Ainsi se révèle à nous l’erreur fondamentale du système de Nietzsche : je veux dire la conception exclusivement égoïste de la vie, non seulement de la vie physique, mais même de la vie intellectuelle et morale. Dans un de ces nombreux projets qui traversaient son cerveau en feu, Nietzsche voulait consacrer dix années de sa vie à étudier l’histoire naturelle pour corroborer son système moral et social. Que ne l’a-t-il fait ? Au bout de quelques mois seulement d’étude sérieuse, il aurait vu ce système tomber devant la réalité. Mais, pour la biologie comme pour la sociologie, il en est resté à la période de l’ignorance, de cette heureuse ignorance qui fait les sibylles, les devins, — et même les poètes.

Alfred Fouillée.
  1. Ainsi parlait Zarathoustra, trad. Albert, p. 243.
  2. Généalogie de la morale, trad. franc., p. 85.
  3. Par delà le bien et le mal, § 195.
  4. Généalogie de la morale, p. 175.
  5. Aurore, p. 200.
  6. Généalogie de la morale, 2e dissertation, § 11.
  7. Zarathoustra, p. 60.
  8. Crépuscule des idoles, § 40, trad. franc., p. 212.
  9. Ibid., § 43, p. 215.
  10. Ibid., § 39, trad. franc., p. 211.
  11. Zarathoustra, trad.
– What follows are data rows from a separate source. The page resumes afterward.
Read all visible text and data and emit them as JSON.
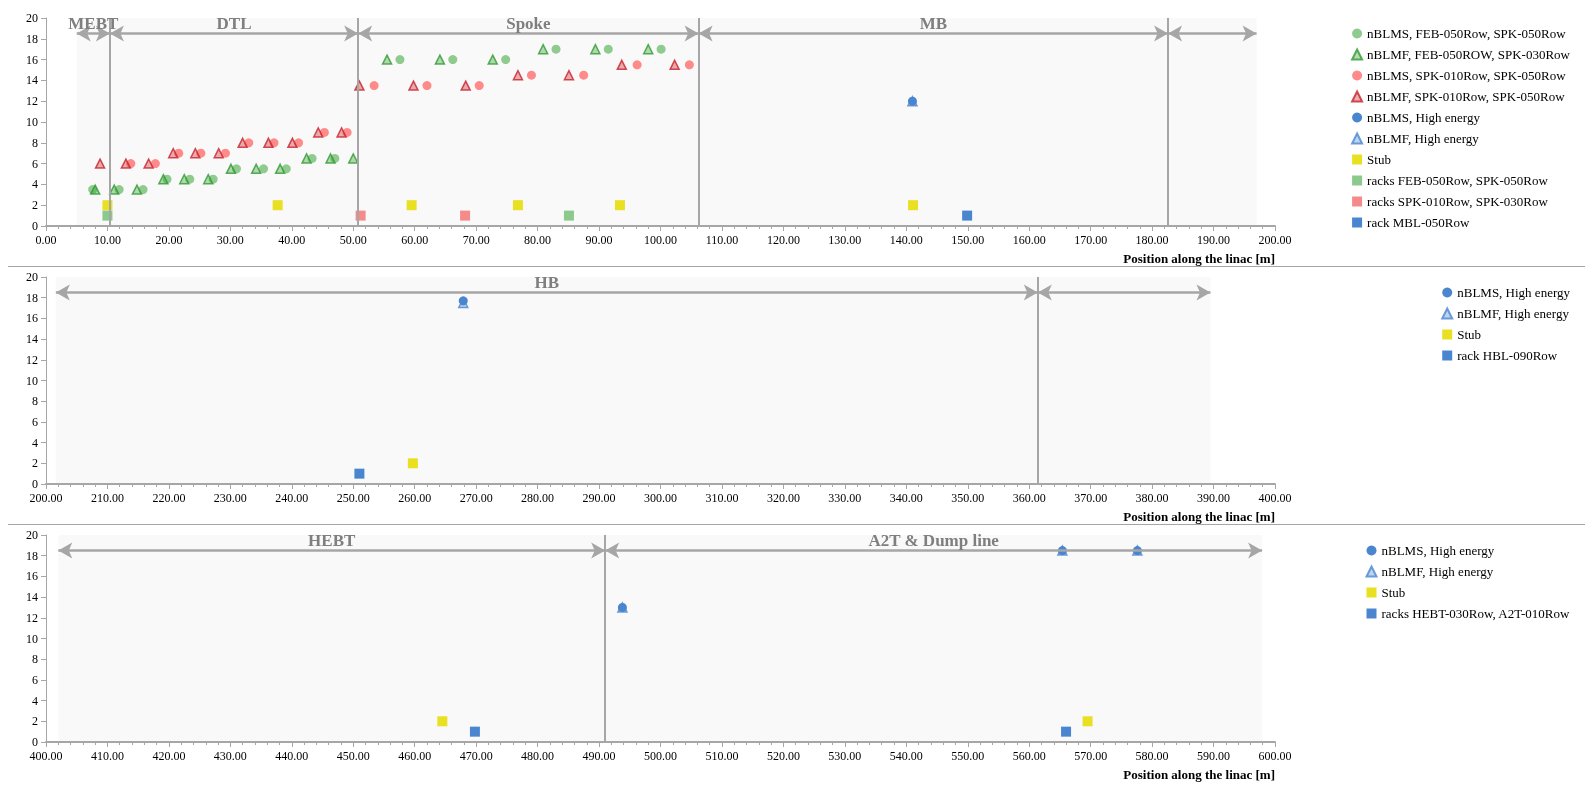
{
  "chart_data": [
    {
      "type": "scatter",
      "xlabel": "Position along the linac [m]",
      "xlim": [
        0,
        200
      ],
      "xticks": [
        {
          "value": 0,
          "label": "0.00"
        },
        {
          "value": 10,
          "label": "10.00"
        },
        {
          "value": 20,
          "label": "20.00"
        },
        {
          "value": 30,
          "label": "30.00"
        },
        {
          "value": 40,
          "label": "40.00"
        },
        {
          "value": 50,
          "label": "50.00"
        },
        {
          "value": 60,
          "label": "60.00"
        },
        {
          "value": 70,
          "label": "70.00"
        },
        {
          "value": 80,
          "label": "80.00"
        },
        {
          "value": 90,
          "label": "90.00"
        },
        {
          "value": 100,
          "label": "100.00"
        },
        {
          "value": 110,
          "label": "110.00"
        },
        {
          "value": 120,
          "label": "120.00"
        },
        {
          "value": 130,
          "label": "130.00"
        },
        {
          "value": 140,
          "label": "140.00"
        },
        {
          "value": 150,
          "label": "150.00"
        },
        {
          "value": 160,
          "label": "160.00"
        },
        {
          "value": 170,
          "label": "170.00"
        },
        {
          "value": 180,
          "label": "180.00"
        },
        {
          "value": 190,
          "label": "190.00"
        },
        {
          "value": 200,
          "label": "200.00"
        }
      ],
      "ylim": [
        0,
        20
      ],
      "yticks": [
        0,
        2,
        4,
        6,
        8,
        10,
        12,
        14,
        16,
        18,
        20
      ],
      "grid": false,
      "legend": "right",
      "series": [
        {
          "name": "nBLMS, FEB-050Row, SPK-050Row",
          "color": "#8fcb8f",
          "marker": "circle",
          "x": [
            7.6,
            11.9,
            15.8,
            19.7,
            23.4,
            27.2,
            31.0,
            35.4,
            39.1,
            43.3,
            47.0,
            57.6,
            66.2,
            74.8,
            83.0,
            91.5,
            100.1
          ],
          "values": [
            3.5,
            3.5,
            3.5,
            4.5,
            4.5,
            4.5,
            5.5,
            5.5,
            5.5,
            6.5,
            6.5,
            16,
            16,
            16,
            17,
            17,
            17
          ]
        },
        {
          "name": "nBLMF, FEB-050ROW, SPK-030Row",
          "color": "#2e9a2e",
          "marker": "triangle",
          "x": [
            8.0,
            11.1,
            14.8,
            19.1,
            22.5,
            26.4,
            30.1,
            34.2,
            38.1,
            42.4,
            46.3,
            50.0,
            55.5,
            64.1,
            72.7,
            80.9,
            89.4,
            98.0
          ],
          "values": [
            3.5,
            3.5,
            3.5,
            4.5,
            4.5,
            4.5,
            5.5,
            5.5,
            5.5,
            6.5,
            6.5,
            6.5,
            16,
            16,
            16,
            17,
            17,
            17
          ]
        },
        {
          "name": "nBLMS, SPK-010Row, SPK-050Row",
          "color": "#ff8a8a",
          "marker": "circle",
          "x": [
            13.8,
            17.8,
            21.6,
            25.2,
            29.2,
            33.0,
            37.1,
            41.1,
            45.3,
            49.0,
            53.4,
            62.0,
            70.5,
            79.0,
            87.5,
            96.2,
            104.7
          ],
          "values": [
            6,
            6,
            7,
            7,
            7,
            8,
            8,
            8,
            9,
            9,
            13.5,
            13.5,
            13.5,
            14.5,
            14.5,
            15.5,
            15.5
          ]
        },
        {
          "name": "nBLMF, SPK-010Row, SPK-050Row",
          "color": "#c8202a",
          "marker": "triangle",
          "x": [
            8.8,
            13.0,
            16.7,
            20.7,
            24.3,
            28.1,
            32.0,
            36.2,
            40.1,
            44.3,
            48.1,
            51.0,
            59.8,
            68.3,
            76.8,
            85.1,
            93.7,
            102.3
          ],
          "values": [
            6,
            6,
            6,
            7,
            7,
            7,
            8,
            8,
            8,
            9,
            9,
            13.5,
            13.5,
            13.5,
            14.5,
            14.5,
            15.5,
            15.5
          ]
        },
        {
          "name": "nBLMS, High energy",
          "color": "#4a86d0",
          "marker": "circle",
          "x": [
            141.0
          ],
          "values": [
            12
          ]
        },
        {
          "name": "nBLMF, High energy",
          "color": "#4a86d0",
          "marker": "triangle",
          "x": [
            141.0
          ],
          "values": [
            12
          ]
        },
        {
          "name": "Stub",
          "color": "#e8e020",
          "marker": "square",
          "x": [
            10.0,
            37.7,
            59.5,
            76.8,
            93.4,
            141.1
          ],
          "values": [
            2,
            2,
            2,
            2,
            2,
            2
          ]
        },
        {
          "name": "racks FEB-050Row, SPK-050Row",
          "color": "#8cc98c",
          "marker": "square",
          "x": [
            10.0,
            85.1
          ],
          "values": [
            1,
            1
          ]
        },
        {
          "name": "racks SPK-010Row, SPK-030Row",
          "color": "#f48a8a",
          "marker": "square",
          "x": [
            51.2,
            68.2
          ],
          "values": [
            1,
            1
          ]
        },
        {
          "name": "rack MBL-050Row",
          "color": "#4a86d0",
          "marker": "square",
          "x": [
            149.9
          ],
          "values": [
            1
          ]
        }
      ],
      "ref_lines": [
        {
          "axis": "x",
          "value": 10.4,
          "color": "#a6a6a6"
        },
        {
          "axis": "x",
          "value": 50.8,
          "color": "#a6a6a6"
        },
        {
          "axis": "x",
          "value": 106.2,
          "color": "#a6a6a6"
        },
        {
          "axis": "x",
          "value": 182.6,
          "color": "#a6a6a6"
        }
      ],
      "bands": [
        {
          "axis": "x",
          "from": 5,
          "to": 10.4,
          "label": "MEBT",
          "color": "#a6a6a6"
        },
        {
          "axis": "x",
          "from": 10.4,
          "to": 50.8,
          "label": "DTL",
          "color": "#a6a6a6"
        },
        {
          "axis": "x",
          "from": 50.8,
          "to": 106.2,
          "label": "Spoke",
          "color": "#a6a6a6"
        },
        {
          "axis": "x",
          "from": 106.2,
          "to": 182.6,
          "label": "MB",
          "color": "#a6a6a6"
        },
        {
          "axis": "x",
          "from": 182.6,
          "to": 197,
          "label": null,
          "color": "#a6a6a6"
        }
      ]
    },
    {
      "type": "scatter",
      "xlabel": "Position along the linac [m]",
      "xlim": [
        200,
        400
      ],
      "xticks": [
        {
          "value": 200,
          "label": "200.00"
        },
        {
          "value": 210,
          "label": "210.00"
        },
        {
          "value": 220,
          "label": "220.00"
        },
        {
          "value": 230,
          "label": "230.00"
        },
        {
          "value": 240,
          "label": "240.00"
        },
        {
          "value": 250,
          "label": "250.00"
        },
        {
          "value": 260,
          "label": "260.00"
        },
        {
          "value": 270,
          "label": "270.00"
        },
        {
          "value": 280,
          "label": "280.00"
        },
        {
          "value": 290,
          "label": "290.00"
        },
        {
          "value": 300,
          "label": "300.00"
        },
        {
          "value": 310,
          "label": "310.00"
        },
        {
          "value": 320,
          "label": "320.00"
        },
        {
          "value": 330,
          "label": "330.00"
        },
        {
          "value": 340,
          "label": "340.00"
        },
        {
          "value": 350,
          "label": "350.00"
        },
        {
          "value": 360,
          "label": "360.00"
        },
        {
          "value": 370,
          "label": "370.00"
        },
        {
          "value": 380,
          "label": "380.00"
        },
        {
          "value": 390,
          "label": "390.00"
        },
        {
          "value": 400,
          "label": "400.00"
        }
      ],
      "ylim": [
        0,
        20
      ],
      "yticks": [
        0,
        2,
        4,
        6,
        8,
        10,
        12,
        14,
        16,
        18,
        20
      ],
      "grid": false,
      "legend": "right",
      "series": [
        {
          "name": "nBLMS, High energy",
          "color": "#4a86d0",
          "marker": "circle",
          "x": [
            267.9
          ],
          "values": [
            17.7
          ]
        },
        {
          "name": "nBLMF, High energy",
          "color": "#4a86d0",
          "marker": "triangle",
          "x": [
            267.9
          ],
          "values": [
            17.5
          ]
        },
        {
          "name": "Stub",
          "color": "#e8e020",
          "marker": "square",
          "x": [
            259.7
          ],
          "values": [
            2
          ]
        },
        {
          "name": "rack HBL-090Row",
          "color": "#4a86d0",
          "marker": "square",
          "x": [
            251.0
          ],
          "values": [
            1
          ]
        }
      ],
      "ref_lines": [
        {
          "axis": "x",
          "value": 361.4,
          "color": "#a6a6a6"
        }
      ],
      "bands": [
        {
          "axis": "x",
          "from": 201.6,
          "to": 361.4,
          "label": "HB",
          "color": "#a6a6a6"
        },
        {
          "axis": "x",
          "from": 361.4,
          "to": 389.5,
          "label": null,
          "color": "#a6a6a6"
        }
      ]
    },
    {
      "type": "scatter",
      "xlabel": "Position along the linac [m]",
      "xlim": [
        400,
        600
      ],
      "xticks": [
        {
          "value": 400,
          "label": "400.00"
        },
        {
          "value": 410,
          "label": "410.00"
        },
        {
          "value": 420,
          "label": "420.00"
        },
        {
          "value": 430,
          "label": "430.00"
        },
        {
          "value": 440,
          "label": "440.00"
        },
        {
          "value": 450,
          "label": "450.00"
        },
        {
          "value": 460,
          "label": "460.00"
        },
        {
          "value": 470,
          "label": "470.00"
        },
        {
          "value": 480,
          "label": "480.00"
        },
        {
          "value": 490,
          "label": "490.00"
        },
        {
          "value": 500,
          "label": "500.00"
        },
        {
          "value": 510,
          "label": "510.00"
        },
        {
          "value": 520,
          "label": "520.00"
        },
        {
          "value": 530,
          "label": "530.00"
        },
        {
          "value": 540,
          "label": "540.00"
        },
        {
          "value": 550,
          "label": "550.00"
        },
        {
          "value": 560,
          "label": "560.00"
        },
        {
          "value": 570,
          "label": "570.00"
        },
        {
          "value": 580,
          "label": "580.00"
        },
        {
          "value": 590,
          "label": "590.00"
        },
        {
          "value": 600,
          "label": "600.00"
        }
      ],
      "ylim": [
        0,
        20
      ],
      "yticks": [
        0,
        2,
        4,
        6,
        8,
        10,
        12,
        14,
        16,
        18,
        20
      ],
      "grid": false,
      "legend": "right",
      "series": [
        {
          "name": "nBLMS, High energy",
          "color": "#4a86d0",
          "marker": "circle",
          "x": [
            493.8,
            565.4,
            577.6
          ],
          "values": [
            13,
            18.5,
            18.5
          ]
        },
        {
          "name": "nBLMF, High energy",
          "color": "#4a86d0",
          "marker": "triangle",
          "x": [
            493.8,
            565.4,
            577.6
          ],
          "values": [
            13,
            18.5,
            18.5
          ]
        },
        {
          "name": "Stub",
          "color": "#e8e020",
          "marker": "square",
          "x": [
            464.5,
            569.5
          ],
          "values": [
            2,
            2
          ]
        },
        {
          "name": "racks HEBT-030Row, A2T-010Row",
          "color": "#4a86d0",
          "marker": "square",
          "x": [
            469.8,
            566.0
          ],
          "values": [
            1,
            1
          ]
        }
      ],
      "ref_lines": [
        {
          "axis": "x",
          "value": 491.0,
          "color": "#a6a6a6"
        }
      ],
      "bands": [
        {
          "axis": "x",
          "from": 402,
          "to": 491.0,
          "label": "HEBT",
          "color": "#a6a6a6"
        },
        {
          "axis": "x",
          "from": 491.0,
          "to": 597.9,
          "label": "A2T & Dump line",
          "color": "#a6a6a6"
        }
      ]
    }
  ]
}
Albert, p. 184.
  12. Aurore, p. 128 et suiv.
  13. Au delà du bien et du mal, p. 126.
  14. Zarathoustra, trad. franc., p. 47 et 137.
  15. Crépuscule des idoles, § 34.
  16. Crépuscule des idoles : la morale en tant que manifestation contre la nature.
  17. Nietzsche, Par delà le bien et le mal, § 23.
  18. Précis de sociologie, Paris, Alcan, 1901.
  19. M. G. Palante, Précis de sociologie, p. 123.
  20. G. Palante, Précis de sociologie, p. 124.
  21. Par delà le bien et le mal, trad. franc., p. 217.
  22. Généalogie de la morale, § 12.